Board Considering 1 Percent Budget Cut

Posted: May 13, 1990

Downingtown Superintendent Ronald W. Gray said every department would be ''taking a whack" as he proposed $498,000 in budget cuts.

But some of the 100 residents who attended Wednesday's board meeting were not pleased that just 1 percent of the proposed $50 million 1990-91 school budget was being cut.

"I can't afford to keep my house with taxes going up this way," Downingtown resident Mike Bezek said. "We're handing out a 10 percent wage increase for teachers when the rest of us are getting 3 and 4 percent raises."

If approved, the $498,000 in cuts would reduce the expected tax increase

from 28.5 to 26.5 mills. Residents' property tax bills would increase by an

average of $265, according to business manager Alfred B. Guion.

The school board voted 6-2 to approve the preliminary budget on May 2. At the time, the board instructed the administration to recommend ways to further reduce the budget. The board did not vote on the proposed cuts during Wednesday's meeting.

Gray said the administrators spent a "difficult full day of internal negotiations" looking for additional cuts.

"No one area was not cut. Nothing was sacred," he said.

The administration recommended $151,000 be saved by cutting kindergarten bus service to one way. Another $91,000 in salary and benefit costs would be saved by not replacing assistant superintendent Daniel Jones when he replaces Gray, who has announced he is leaving his post, as superintendent in July. And $60,000 in salary and benefit costs would be saved by not replacing a secondary school teacher who is leaving.

Gray attributed a large portion of the tax increase to the reduction in state funding.
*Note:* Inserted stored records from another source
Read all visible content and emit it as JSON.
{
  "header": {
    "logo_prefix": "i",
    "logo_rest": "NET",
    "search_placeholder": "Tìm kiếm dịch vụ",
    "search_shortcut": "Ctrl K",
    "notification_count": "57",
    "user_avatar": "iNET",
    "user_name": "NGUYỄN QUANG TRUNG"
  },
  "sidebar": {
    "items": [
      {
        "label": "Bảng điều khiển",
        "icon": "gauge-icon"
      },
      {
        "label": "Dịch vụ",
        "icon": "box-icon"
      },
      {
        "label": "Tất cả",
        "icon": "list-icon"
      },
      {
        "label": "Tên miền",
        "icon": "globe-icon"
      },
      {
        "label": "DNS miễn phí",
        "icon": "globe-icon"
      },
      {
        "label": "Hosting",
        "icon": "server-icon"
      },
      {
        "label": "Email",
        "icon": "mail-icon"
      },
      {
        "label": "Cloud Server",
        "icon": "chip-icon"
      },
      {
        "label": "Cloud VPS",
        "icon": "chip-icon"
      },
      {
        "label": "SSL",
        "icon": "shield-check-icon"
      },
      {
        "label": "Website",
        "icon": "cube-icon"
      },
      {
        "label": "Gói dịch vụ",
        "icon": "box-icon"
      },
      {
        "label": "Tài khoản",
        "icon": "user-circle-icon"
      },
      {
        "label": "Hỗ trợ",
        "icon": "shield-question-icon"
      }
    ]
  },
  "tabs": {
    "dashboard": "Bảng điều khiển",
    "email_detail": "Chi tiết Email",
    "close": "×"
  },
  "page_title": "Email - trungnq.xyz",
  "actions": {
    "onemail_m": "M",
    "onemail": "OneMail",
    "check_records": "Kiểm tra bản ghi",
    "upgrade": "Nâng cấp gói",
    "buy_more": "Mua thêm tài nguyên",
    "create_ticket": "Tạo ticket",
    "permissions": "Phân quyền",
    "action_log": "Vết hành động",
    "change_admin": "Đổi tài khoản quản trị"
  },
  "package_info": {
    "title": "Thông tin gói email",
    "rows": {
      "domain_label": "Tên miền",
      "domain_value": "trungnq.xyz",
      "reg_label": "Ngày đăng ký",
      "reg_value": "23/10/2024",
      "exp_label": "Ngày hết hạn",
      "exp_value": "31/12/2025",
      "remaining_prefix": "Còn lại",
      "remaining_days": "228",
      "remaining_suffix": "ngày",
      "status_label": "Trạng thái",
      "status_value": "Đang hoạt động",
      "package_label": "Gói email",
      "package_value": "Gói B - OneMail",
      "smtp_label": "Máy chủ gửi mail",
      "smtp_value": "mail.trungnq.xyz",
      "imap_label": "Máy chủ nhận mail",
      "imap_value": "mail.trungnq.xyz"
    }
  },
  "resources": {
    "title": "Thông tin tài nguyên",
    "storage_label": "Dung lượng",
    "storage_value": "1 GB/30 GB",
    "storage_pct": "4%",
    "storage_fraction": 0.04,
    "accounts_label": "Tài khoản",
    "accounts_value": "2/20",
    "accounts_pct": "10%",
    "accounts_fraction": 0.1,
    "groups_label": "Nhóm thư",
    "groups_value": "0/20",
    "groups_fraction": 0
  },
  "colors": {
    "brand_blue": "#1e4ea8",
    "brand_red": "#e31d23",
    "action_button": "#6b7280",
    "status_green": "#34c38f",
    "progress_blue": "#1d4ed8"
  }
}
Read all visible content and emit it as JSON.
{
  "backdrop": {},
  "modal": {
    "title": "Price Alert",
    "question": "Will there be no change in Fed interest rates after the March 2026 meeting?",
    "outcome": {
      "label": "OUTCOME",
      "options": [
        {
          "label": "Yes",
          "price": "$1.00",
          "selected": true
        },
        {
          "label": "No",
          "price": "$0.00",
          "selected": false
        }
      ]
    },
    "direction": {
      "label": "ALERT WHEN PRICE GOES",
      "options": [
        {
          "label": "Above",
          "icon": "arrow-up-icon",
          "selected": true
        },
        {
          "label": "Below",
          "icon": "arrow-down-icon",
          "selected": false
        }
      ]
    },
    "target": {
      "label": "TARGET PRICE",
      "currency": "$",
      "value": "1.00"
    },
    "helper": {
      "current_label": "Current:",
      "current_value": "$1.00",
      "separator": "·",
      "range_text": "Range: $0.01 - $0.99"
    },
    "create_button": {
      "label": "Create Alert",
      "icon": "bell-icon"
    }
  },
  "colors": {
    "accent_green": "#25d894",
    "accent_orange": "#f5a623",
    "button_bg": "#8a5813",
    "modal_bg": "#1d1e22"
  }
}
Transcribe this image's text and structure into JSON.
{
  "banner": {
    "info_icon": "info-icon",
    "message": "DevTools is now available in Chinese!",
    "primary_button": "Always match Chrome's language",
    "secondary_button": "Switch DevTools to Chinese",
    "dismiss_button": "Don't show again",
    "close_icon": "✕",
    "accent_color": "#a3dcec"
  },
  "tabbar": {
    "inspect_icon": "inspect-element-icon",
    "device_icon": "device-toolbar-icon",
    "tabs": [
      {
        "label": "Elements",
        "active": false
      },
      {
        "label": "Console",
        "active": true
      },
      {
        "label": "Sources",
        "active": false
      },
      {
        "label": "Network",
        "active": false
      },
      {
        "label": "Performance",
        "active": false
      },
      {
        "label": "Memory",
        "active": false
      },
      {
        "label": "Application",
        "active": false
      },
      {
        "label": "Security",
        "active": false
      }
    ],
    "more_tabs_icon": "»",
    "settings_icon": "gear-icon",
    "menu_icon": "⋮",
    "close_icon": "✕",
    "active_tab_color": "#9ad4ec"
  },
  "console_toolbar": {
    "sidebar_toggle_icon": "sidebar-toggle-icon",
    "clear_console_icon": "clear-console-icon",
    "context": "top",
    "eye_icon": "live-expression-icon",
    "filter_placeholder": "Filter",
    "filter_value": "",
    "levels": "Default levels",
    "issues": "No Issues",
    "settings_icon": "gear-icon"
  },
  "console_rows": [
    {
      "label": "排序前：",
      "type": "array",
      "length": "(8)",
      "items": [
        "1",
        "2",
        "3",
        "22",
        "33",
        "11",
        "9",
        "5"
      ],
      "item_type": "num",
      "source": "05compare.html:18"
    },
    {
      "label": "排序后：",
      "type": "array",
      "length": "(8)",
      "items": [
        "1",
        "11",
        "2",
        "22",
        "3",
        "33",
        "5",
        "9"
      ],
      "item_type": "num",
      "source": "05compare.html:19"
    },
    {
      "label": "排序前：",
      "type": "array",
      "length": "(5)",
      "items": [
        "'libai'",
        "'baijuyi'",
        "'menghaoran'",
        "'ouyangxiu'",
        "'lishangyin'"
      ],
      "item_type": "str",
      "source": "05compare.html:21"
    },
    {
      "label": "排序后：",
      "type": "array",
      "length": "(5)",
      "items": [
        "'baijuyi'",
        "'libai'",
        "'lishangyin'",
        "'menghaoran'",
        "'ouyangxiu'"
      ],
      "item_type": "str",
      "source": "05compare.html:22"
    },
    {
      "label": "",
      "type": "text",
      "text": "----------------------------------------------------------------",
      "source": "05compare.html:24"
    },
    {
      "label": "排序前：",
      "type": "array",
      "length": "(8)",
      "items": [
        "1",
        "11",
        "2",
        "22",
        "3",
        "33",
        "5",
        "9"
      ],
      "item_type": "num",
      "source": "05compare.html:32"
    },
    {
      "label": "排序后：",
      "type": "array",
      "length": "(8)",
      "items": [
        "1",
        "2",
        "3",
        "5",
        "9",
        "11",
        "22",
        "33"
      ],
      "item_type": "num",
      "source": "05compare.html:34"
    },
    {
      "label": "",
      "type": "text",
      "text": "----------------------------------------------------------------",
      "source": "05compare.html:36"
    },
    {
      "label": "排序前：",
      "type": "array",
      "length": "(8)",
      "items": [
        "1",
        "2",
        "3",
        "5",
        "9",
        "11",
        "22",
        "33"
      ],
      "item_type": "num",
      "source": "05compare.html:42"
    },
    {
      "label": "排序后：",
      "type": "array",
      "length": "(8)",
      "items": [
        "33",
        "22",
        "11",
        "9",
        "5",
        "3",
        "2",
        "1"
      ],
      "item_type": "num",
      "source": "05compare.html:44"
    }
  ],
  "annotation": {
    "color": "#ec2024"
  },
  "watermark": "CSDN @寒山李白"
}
About 16 mills in the 28-mill tax increase is the "legitamate responsibility of the state," he said.

Another 4 mills is needed to help pay for the construction of two elementary schools scheduled to open in September, Gray said.

"When you come down to it, there is not much left," he said.

The board approved a resolution opposing the reduction in state funding for special education and for the TELLS (Testing for Essential Learning and Literacy Skills) program, while still continuing to mandate the programs.

"The burden of responsibility is being placed on the local taxpayer," Gray said. "The property tax is an unfair tax. No one likes where we are, but something has to be done."

The board has scheduled a special budget meeting for May 30 at 7:30 p.m. in the Downingtown High School cafeteria. The final budget is scheduled to be voted on at the June 6 work session at 7:30 p.m. at the Brandywine-Wallace Elementary School.